我国核技术应用专家、中国工程院院士、效实中学1949届校友毛用泽,因病医治无效,于2022年3月6日在北京逝世,享年91岁。我国电磁场理论与天线技术专家、中国工程院院士、效实中学上海分校校友1949届校友陈敬熊,因病医治无效,于2022年3月16日在北京逝世,享年101岁。

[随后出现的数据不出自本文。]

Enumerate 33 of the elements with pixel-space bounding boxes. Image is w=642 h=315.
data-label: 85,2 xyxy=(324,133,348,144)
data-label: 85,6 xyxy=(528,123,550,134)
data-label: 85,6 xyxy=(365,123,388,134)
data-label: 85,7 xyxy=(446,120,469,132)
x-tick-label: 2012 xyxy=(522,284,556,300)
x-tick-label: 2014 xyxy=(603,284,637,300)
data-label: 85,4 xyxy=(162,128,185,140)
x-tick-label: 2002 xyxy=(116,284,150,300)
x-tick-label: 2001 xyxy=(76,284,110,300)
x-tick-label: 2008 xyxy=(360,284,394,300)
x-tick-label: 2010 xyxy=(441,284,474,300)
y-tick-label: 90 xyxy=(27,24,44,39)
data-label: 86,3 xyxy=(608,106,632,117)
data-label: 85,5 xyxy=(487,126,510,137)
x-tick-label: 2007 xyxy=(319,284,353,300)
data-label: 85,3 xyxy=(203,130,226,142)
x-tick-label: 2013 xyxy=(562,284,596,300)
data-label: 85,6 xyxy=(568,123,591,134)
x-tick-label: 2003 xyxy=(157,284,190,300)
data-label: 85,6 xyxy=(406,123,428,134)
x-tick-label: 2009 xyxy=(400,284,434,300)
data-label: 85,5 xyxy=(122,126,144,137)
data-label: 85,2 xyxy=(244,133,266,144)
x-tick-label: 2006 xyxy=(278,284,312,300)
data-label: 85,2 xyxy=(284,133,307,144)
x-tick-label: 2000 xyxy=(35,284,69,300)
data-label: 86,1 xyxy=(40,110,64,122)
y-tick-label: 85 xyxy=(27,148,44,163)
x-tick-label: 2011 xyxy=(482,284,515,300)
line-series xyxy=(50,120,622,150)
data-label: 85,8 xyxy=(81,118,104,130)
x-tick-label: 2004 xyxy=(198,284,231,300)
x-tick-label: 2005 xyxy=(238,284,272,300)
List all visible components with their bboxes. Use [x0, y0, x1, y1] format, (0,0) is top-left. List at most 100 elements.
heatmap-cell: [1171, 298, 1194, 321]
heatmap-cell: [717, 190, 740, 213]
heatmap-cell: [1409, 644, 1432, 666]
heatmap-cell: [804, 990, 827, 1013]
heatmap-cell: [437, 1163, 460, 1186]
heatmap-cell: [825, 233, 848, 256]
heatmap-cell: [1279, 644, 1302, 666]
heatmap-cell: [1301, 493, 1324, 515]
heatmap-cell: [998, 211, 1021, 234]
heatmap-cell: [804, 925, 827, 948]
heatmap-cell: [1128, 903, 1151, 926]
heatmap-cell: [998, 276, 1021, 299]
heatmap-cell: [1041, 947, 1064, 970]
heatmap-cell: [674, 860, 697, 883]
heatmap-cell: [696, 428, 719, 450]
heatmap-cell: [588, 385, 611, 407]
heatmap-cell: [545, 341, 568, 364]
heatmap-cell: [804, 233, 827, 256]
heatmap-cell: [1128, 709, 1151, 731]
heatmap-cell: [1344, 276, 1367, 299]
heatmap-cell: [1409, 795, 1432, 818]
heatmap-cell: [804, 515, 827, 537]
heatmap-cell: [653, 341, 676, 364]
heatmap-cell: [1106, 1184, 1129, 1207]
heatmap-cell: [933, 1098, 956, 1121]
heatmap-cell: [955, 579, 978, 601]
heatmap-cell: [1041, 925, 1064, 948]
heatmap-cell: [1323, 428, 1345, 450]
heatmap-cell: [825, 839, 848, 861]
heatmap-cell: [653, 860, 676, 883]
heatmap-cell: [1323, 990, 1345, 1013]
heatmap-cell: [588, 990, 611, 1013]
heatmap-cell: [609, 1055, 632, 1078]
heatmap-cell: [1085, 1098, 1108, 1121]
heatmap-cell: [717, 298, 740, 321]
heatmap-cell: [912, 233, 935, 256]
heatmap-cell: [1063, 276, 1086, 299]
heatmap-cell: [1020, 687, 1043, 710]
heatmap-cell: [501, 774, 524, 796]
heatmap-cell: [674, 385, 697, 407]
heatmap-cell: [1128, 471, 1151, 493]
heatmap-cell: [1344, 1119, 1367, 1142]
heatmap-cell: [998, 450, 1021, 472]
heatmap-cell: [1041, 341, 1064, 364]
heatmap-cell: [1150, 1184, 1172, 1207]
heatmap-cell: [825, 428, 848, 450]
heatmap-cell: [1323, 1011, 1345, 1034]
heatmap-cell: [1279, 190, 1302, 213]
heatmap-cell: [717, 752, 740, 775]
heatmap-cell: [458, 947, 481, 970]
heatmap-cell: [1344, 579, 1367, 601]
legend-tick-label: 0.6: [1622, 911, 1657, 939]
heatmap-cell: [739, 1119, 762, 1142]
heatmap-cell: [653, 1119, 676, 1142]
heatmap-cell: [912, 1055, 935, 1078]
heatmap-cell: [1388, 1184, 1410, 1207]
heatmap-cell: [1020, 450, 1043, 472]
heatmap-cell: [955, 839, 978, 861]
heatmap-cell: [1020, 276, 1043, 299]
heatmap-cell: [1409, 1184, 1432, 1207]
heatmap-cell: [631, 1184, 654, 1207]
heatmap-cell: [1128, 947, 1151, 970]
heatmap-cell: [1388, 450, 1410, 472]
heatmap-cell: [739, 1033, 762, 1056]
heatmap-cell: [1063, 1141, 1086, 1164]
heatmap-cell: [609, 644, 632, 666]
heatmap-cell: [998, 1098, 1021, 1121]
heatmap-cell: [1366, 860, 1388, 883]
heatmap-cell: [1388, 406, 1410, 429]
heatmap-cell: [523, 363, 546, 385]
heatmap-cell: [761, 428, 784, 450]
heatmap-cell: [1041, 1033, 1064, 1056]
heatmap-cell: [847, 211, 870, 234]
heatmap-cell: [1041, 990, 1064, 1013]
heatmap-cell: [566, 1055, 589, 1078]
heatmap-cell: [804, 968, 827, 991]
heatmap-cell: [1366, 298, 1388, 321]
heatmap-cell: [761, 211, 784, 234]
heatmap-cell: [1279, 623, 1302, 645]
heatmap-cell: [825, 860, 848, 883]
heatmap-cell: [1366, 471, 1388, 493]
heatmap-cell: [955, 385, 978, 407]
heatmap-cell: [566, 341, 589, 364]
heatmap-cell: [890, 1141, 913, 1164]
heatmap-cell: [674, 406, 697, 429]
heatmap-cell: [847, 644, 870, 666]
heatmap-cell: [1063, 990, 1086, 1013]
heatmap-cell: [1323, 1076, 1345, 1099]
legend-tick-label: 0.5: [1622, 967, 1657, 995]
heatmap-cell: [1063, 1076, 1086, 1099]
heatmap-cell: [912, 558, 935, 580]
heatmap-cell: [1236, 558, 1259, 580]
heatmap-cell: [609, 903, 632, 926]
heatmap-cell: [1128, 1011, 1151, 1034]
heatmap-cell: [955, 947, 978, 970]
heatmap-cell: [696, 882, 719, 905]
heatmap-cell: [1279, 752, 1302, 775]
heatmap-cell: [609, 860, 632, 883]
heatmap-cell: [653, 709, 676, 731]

大师远去,荣光永存。2022年清明之际,我们在此悼念缅怀。

毛用泽:我国首次核试验防化

数据测试总负责人

毛用泽,1930年9月1日出生于浙江省宁波市西门外柳庄坊,1949年毕业于宁波效实中学高中部,1953年毕业于清华大学化工专业,1995年当选为中国工程院院士。历任中国人民解放军总参谋部、总装备部、陆军部、军事科学院防化研究院研究员、所长、博士生导师。毛用泽长期从事核监测装备技术、反核与辐射恐怖装备技术研究,是我国核试验早期核辐射与放射性沾染效应参数测量技术和辐射防护剂量学的奠基者、开拓者和组织领导者,是现场辐射防护监测以及高空放射性烟云取样技术创建者之一。创建并发展了核监测专业的核爆辐射防护剂量学、核爆探测学、核监测装备谱系,主持完成了国家重点项目核电站场外应急辐射监测技术研究,主持建立了核科学与技术博士后流动站、辐射防护及环境保护专业硕士博士授权点,为核监测事业的发展和军地高级专业技术人才培养作出了重要贡献。先后获全国科学大会个人奖、中国人民解放军专业技术重大贡献奖、国家科技进步二等奖各1项,军队科技进步一、二等奖6项。荣立个人一、二、三等功多次。

组织所需即我所求,义无反顾迈入国防科技领域

毛用泽高中时对化学比较感兴趣,报考大学时,他选择了上海交通大学化工系。入学第二年,朝鲜战争爆发,国家向青年学生发起了“抗美援朝”、参加军事干校的号召。渴望 “男儿何不带吴钩,收取关山五十州”戎马生涯的毛用泽,毅然决然地结束了刚刚一年的求学生涯,从上海交通大学肆业,报名参加了解放军,并辗转来到四川省江津县,投入到中国人民解放军化学兵学校的创建工作。回忆起那段时光,他说,刚入伍时,也曾对艰苦的军营生活倍感困顿,初创的防化兵学校设施简陋,深山沟里土墙土屋的农家茅舍里,连一间像样的教室都没有。就在他顾虑重重时,学校开展的一系列立志国防、艰苦创业教育,使其端正了思想。他意识到,国防现代化恰如他面临的处境,不能只想着坐享其成,要通过自身的努力,为建立防化兵贡献一份力量。组织上为培养防化兵未来教学与科技的高级人才,1951年9月,安排他到北京大学化工系深造。1952年,由于高等学校院系调整,他又转入了清华大学化工系,1953年春,修完所有课程后从清华大学毕业,就在他结束本科学业回到单位不久,组织上又决定让他进入中国科学院近代物理研究所改学核物理专业,并于1954年结业。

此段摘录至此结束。